Una cortina de flores en la ventana y atrás la gallada en el parque del barrio. Los ojos negros y las trenzas de Yuliana, sus vestidos cortos, su sonrisa detrás de una copa de helado, detrás de luces de discoteca.

[no hay cambios en esta versión]

4

La gallada en el parque del barrio al lado del poste de luz. Atrás, Yuliana pasa caminando en un vestido corto, sus ojos negros entre trenzas del mismo color que lo miran.

[En la “imagen” de la tercera versión había tres o más imágenes de lugares. El cuarto (la cortina de flores…), el parque, el lugar donde comen helado, la discoteca. Demasiadas imágenes. Dejé una sola, el parque, donde están los amigos de Ferney y por donde pasa Yuliana].

5

La gallada en el parque al lado del poste de luz. Atrás, Yuliana camina en un vestido corto de flores con unos ojos verdes que brillan entre trenzas negras.

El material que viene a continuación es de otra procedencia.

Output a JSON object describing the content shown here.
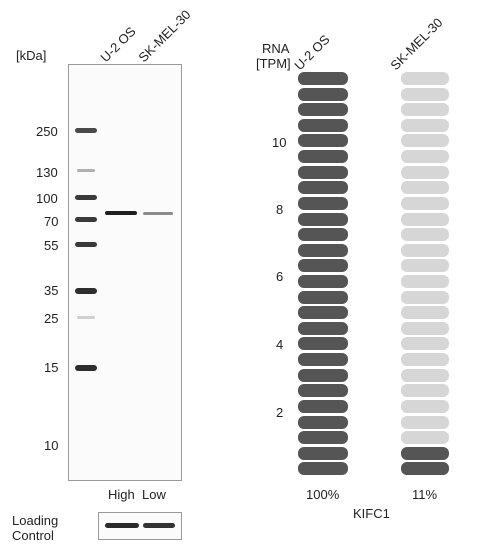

[Más color, con las flores en el vestido y los ojos verdes que contrastan con las trenzas negras.]

6

La gallada en el parque junto al poste de la luz y Yuliana que pasa por el andén en un vestido corto de flores y lo mira con ojos verdes que brillan entre trenzas negras.

[Junté las dos frases para que quedara una sola imagen].

 

Últimos comentarios

El primer borrador de un cuento, novela corta o novela no es más que eso, un borrador. Después viene un trabajo de revisión, de reescritura, que puede cambiarlo en gran proporción respecto a lo que era en un comienzo.

¿Se podría seguir mejorando este cuento? Seguro que sí. Pero en algún momento uno dice ya, hasta ahí y lo da por terminado. De hecho, parafraseando a un famoso poeta, no existen los textos terminados, sino abandonados.

Sin embargo, si algún lector ve errores o cosas por corregir, que sirvan para mejorar la escritura de nuevos cuentos, le agradezco me lo haga saber.